A set of tools to transform transcript data from the Trump criminal case (indictment # 71543-2023), published on the New York State Unified Court System website.
Data produced from these tools can be found at the caughtlistening website.
The diagram below depicts the entire transformation process from HTML to MP3, with optional PDF and TXT outputs too.

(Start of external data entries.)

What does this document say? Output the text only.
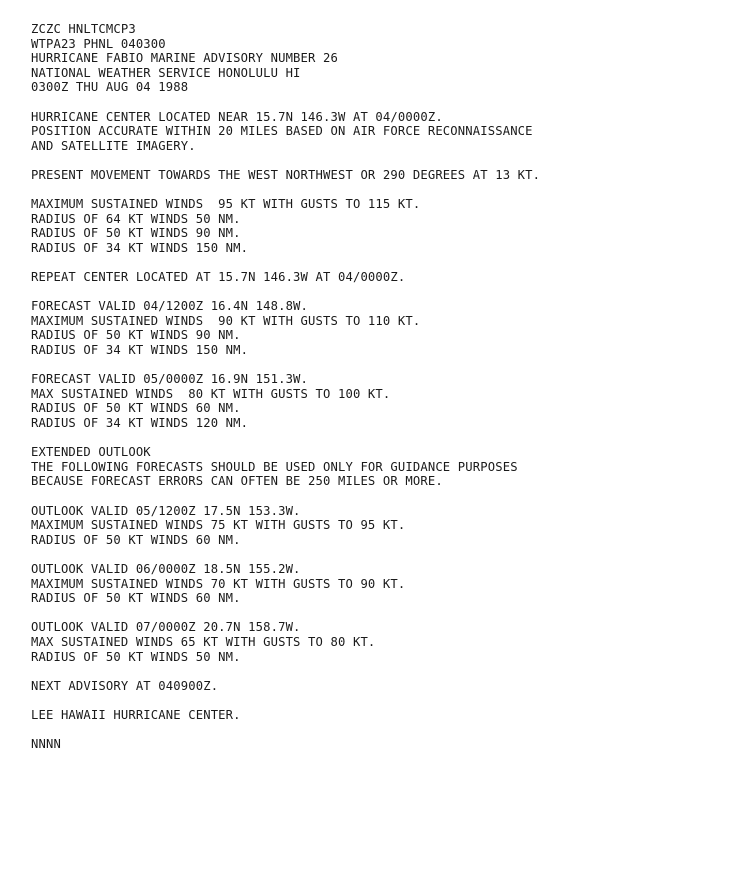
ZCZC HNLTCMCP3
WTPA23 PHNL 040300
HURRICANE FABIO MARINE ADVISORY NUMBER 26
NATIONAL WEATHER SERVICE HONOLULU HI
0300Z THU AUG 04 1988
HURRICANE CENTER LOCATED NEAR 15.7N 146.3W AT 04/0000Z.
POSITION ACCURATE WITHIN 20 MILES BASED ON AIR FORCE RECONNAISSANCE
AND SATELLITE IMAGERY.
PRESENT MOVEMENT TOWARDS THE WEST NORTHWEST OR 290 DEGREES AT 13 KT.
MAXIMUM SUSTAINED WINDS  95 KT WITH GUSTS TO 115 KT.
RADIUS OF 64 KT WINDS 50 NM.
RADIUS OF 50 KT WINDS 90 NM.
RADIUS OF 34 KT WINDS 150 NM.
REPEAT CENTER LOCATED AT 15.7N 146.3W AT 04/0000Z.
FORECAST VALID 04/1200Z 16.4N 148.8W.
MAXIMUM SUSTAINED WINDS  90 KT WITH GUSTS TO 110 KT.
RADIUS OF 50 KT WINDS 90 NM.
RADIUS OF 34 KT WINDS 150 NM.
FORECAST VALID 05/0000Z 16.9N 151.3W.
MAX SUSTAINED WINDS  80 KT WITH GUSTS TO 100 KT.
RADIUS OF 50 KT WINDS 60 NM.
RADIUS OF 34 KT WINDS 120 NM.
EXTENDED OUTLOOK
THE FOLLOWING FORECASTS SHOULD BE USED ONLY FOR GUIDANCE PURPOSES
BECAUSE FORECAST ERRORS CAN OFTEN BE 250 MILES OR MORE.
OUTLOOK VALID 05/1200Z 17.5N 153.3W.
MAXIMUM SUSTAINED WINDS 75 KT WITH GUSTS TO 95 KT.
RADIUS OF 50 KT WINDS 60 NM.
OUTLOOK VALID 06/0000Z 18.5N 155.2W.
MAXIMUM SUSTAINED WINDS 70 KT WITH GUSTS TO 90 KT.
RADIUS OF 50 KT WINDS 60 NM.
OUTLOOK VALID 07/0000Z 20.7N 158.7W.
MAX SUSTAINED WINDS 65 KT WITH GUSTS TO 80 KT.
RADIUS OF 50 KT WINDS 50 NM.
NEXT ADVISORY AT 040900Z.
LEE HAWAII HURRICANE CENTER.
NNNN
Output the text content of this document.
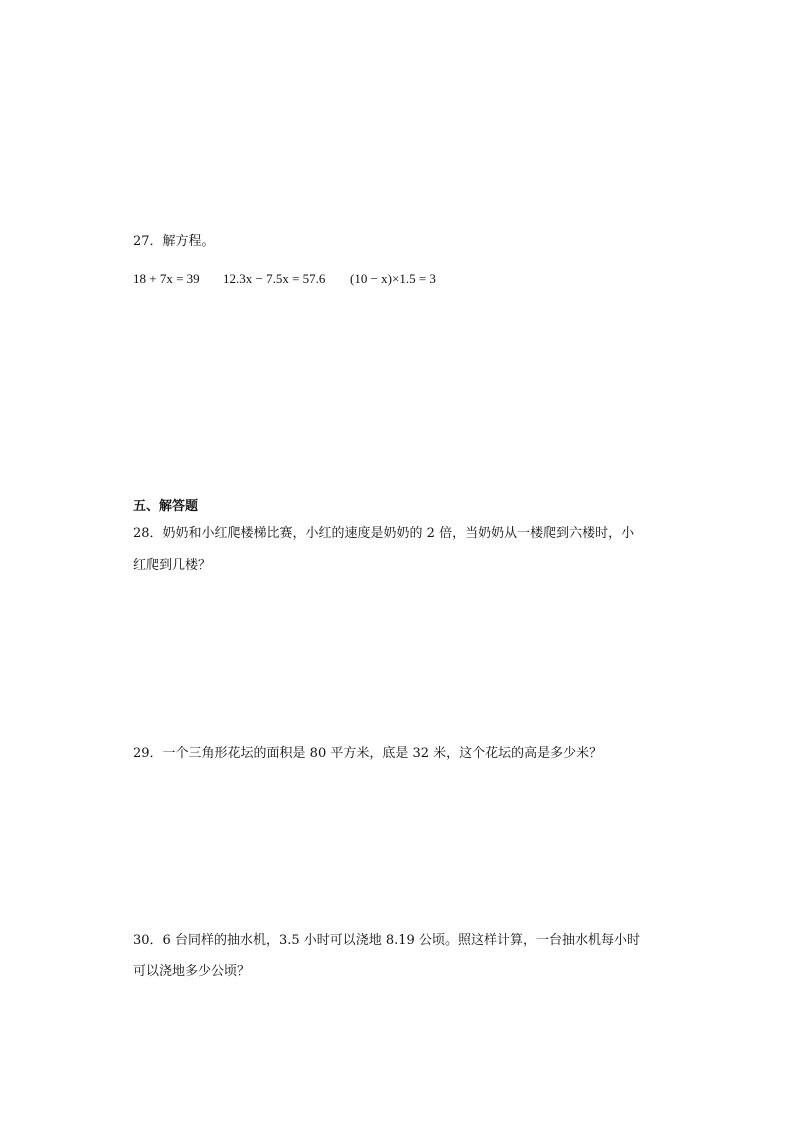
27．解方程。
18 + 7x = 39 12.3x − 7.5x = 57.6 (10 − x)×1.5 = 3
五、解答题
28．奶奶和小红爬楼梯比赛，小红的速度是奶奶的 2 倍，当奶奶从一楼爬到六楼时，小
红爬到几楼？
29．一个三角形花坛的面积是 80 平方米，底是 32 米，这个花坛的高是多少米？
30．6 台同样的抽水机，3.5 小时可以浇地 8.19 公顷。照这样计算，一台抽水机每小时
可以浇地多少公顷？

All steps in the process (except for the audio generation and PDF to text) can be executed by the following command:
convert.sh <inputDir>
┌───────┐
│ HTML │
└───────┘
|
|
(html2png)
|
V
┌───────┐
│ PNG │
└───────┘
|
|
(png2txt)
|
V
┌───────┐ ┌───────┐ ┌───────┐
│ PDF │──(pdf2txt)──>│ TXT │──(png2txt)──>│ PDF │
└───────┘ └───────┘ └───────┘
|
|
(txt2json)
|
V
┌───────┐ ┌───────┐
│ JSON │──(json2txt)──>│ TXT │
└───────┘ └───────┘
|
|
(json2mp3)
|
V
┌───────┐
│ MP3 │
└───────┘
The original HTML transcripts are slowly being replaced by PDF versions. This tool converts a PDF into the same text format that the OCR process does, so that the rest of the pipeline can use it.
yarn pdf2txt --help
E.g.
yarn pdf2txt -o ./output input.pdf
A utility to extract image(s) from html file(s) and creates an image file for each html file provided as an argument.
yarn html2png --help
E.g.
yarn html2png -o ./output *.html
A utility to convert the text in image file(s) and creates a text file for each image file provided as an argument.
yarn png2txt --help
E.g.
yarn png2txt -o ./output *.png
A utility to convert text file(s) into a PDF file.
yarn text2pdf --help
E.g.
yarn txt2pdf -o ./output/transcript.pdf *.txt
Coming soon!
The JSON is an array of objects, where each object represents the words spoken by a character in the transcript along with some metadata.
Example:
[
{
"page": "Page 818",
"lineNumber": "1",
"character": "THE COURT:",
"voice": "Drew",
"text": "Good morning."
}
]
A utility to convert JSON file(s) into a single formatted plain text file.
yarn json2txt --help
E.g.
yarn json2txt -o ./output/transcript.txt transcript.json
A utility to convert JSON file(s) into mp3 file(s). An mp3 file is created for each object in the JSON file provided as an argument. See JSON structure for information about the JSON object.
yarn json2mp3 --help
E.g.
yarn json2mp3 -o ./output transcript.json